A sale can and should be educational, build a relationship, and be worthwhile for both you and your customer.
Not everyone is a natural born salesperson, but if you run a business, it’s a skill you need to have. If you weren’t born with that talent, here are some tips to help you make your next sale:
We’ve all heard that “knowledge is power”, so the first step to being able to sell your product is to know it inside and out. Being knowledgeable about your services has multiple benefits, including giving you the confidence to talk about what you’re offering, presenting the benefits in a way your customer can relate to, and being able to offer advice when necessary.
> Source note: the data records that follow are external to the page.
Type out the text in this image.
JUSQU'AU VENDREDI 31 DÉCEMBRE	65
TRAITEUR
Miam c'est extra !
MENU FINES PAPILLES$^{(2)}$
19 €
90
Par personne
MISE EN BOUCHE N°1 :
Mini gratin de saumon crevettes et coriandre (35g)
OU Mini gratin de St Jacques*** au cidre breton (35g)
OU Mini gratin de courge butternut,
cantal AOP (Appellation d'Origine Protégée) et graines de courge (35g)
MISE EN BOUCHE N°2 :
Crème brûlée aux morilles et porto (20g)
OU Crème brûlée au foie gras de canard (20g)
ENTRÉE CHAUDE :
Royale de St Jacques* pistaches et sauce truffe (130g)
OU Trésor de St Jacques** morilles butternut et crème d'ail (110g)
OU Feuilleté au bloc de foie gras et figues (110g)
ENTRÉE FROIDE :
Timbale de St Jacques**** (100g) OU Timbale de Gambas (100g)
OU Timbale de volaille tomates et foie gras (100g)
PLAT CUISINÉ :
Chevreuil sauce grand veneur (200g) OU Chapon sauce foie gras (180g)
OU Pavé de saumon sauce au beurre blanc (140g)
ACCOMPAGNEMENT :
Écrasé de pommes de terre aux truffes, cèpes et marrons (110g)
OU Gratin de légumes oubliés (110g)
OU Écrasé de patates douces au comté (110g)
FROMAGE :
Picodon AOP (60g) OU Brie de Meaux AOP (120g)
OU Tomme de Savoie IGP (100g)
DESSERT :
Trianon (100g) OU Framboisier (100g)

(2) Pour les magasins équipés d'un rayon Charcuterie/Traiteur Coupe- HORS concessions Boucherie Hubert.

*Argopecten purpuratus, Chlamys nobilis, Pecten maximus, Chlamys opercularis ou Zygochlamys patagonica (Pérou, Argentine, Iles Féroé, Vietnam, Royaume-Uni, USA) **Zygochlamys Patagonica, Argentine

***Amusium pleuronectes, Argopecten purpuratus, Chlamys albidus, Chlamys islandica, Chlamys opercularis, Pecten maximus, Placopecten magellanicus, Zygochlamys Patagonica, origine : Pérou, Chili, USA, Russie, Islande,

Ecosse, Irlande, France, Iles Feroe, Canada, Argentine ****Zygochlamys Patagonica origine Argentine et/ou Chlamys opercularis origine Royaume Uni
Ever notice that the 3rd pitch you make is more likely to close than the 1st pitch you make? You’ll never improve any skill without practice. Try "selling" your service to someone you know first, like a family member or friend who isn't familiar with the ins and outs of your industry. Chances are, they'll ask some questions you may not have anticipated. This exercise will prepare you for similar questions in the future, and help you keep your mind open when a potential customer asks a question or has a concern you may not expect.
Build trust by listening to your customer's needs and wants. We’re so used to being "sold to" in the negative sense, that when you actually take the time to figure out what your customer is looking for, rather than just pushing the highest priced service, they'll be impressed.
Once you’re familiar with what your potential customer needs and wants, educate them by giving them everything necessary to make an informed decision, not just the advantages.
Don’t use scare tactics to convince them to buy. The goal is to inform customers and guide them to make a good choice. This isn’t to say you should avoid sharing your opinions, but don't try to intimidate them into buying. In this article by the Harvard Business Review, Scott Edinger, author of The Hidden Leader, says that your goal should be “to work in collaboration” with your customer.
If your client can tell that you're looking out for their best interest, it goes a long way in building trust. They'll come to know you as an expert in your field, view you as a trusted advisor, and return to you with questions, their business, and hopefully referrals.
How often do you give a company repeat business because you already know and trust them or because it's easier than doing the research to find someone new?
It’s much easier (and less expensive) to make a sale to an existing customer than to gain a new one [source]. So, rather than spending all of your time and money trying to acquire new business, take a look at your existing client list too!
Use technology to your advantage with strategic email campaigns and reminders. Keeping the line of communication between you and your customers open is a key part of getting repeat business. You'll stay top of mind and be the first one they contact when they need more help.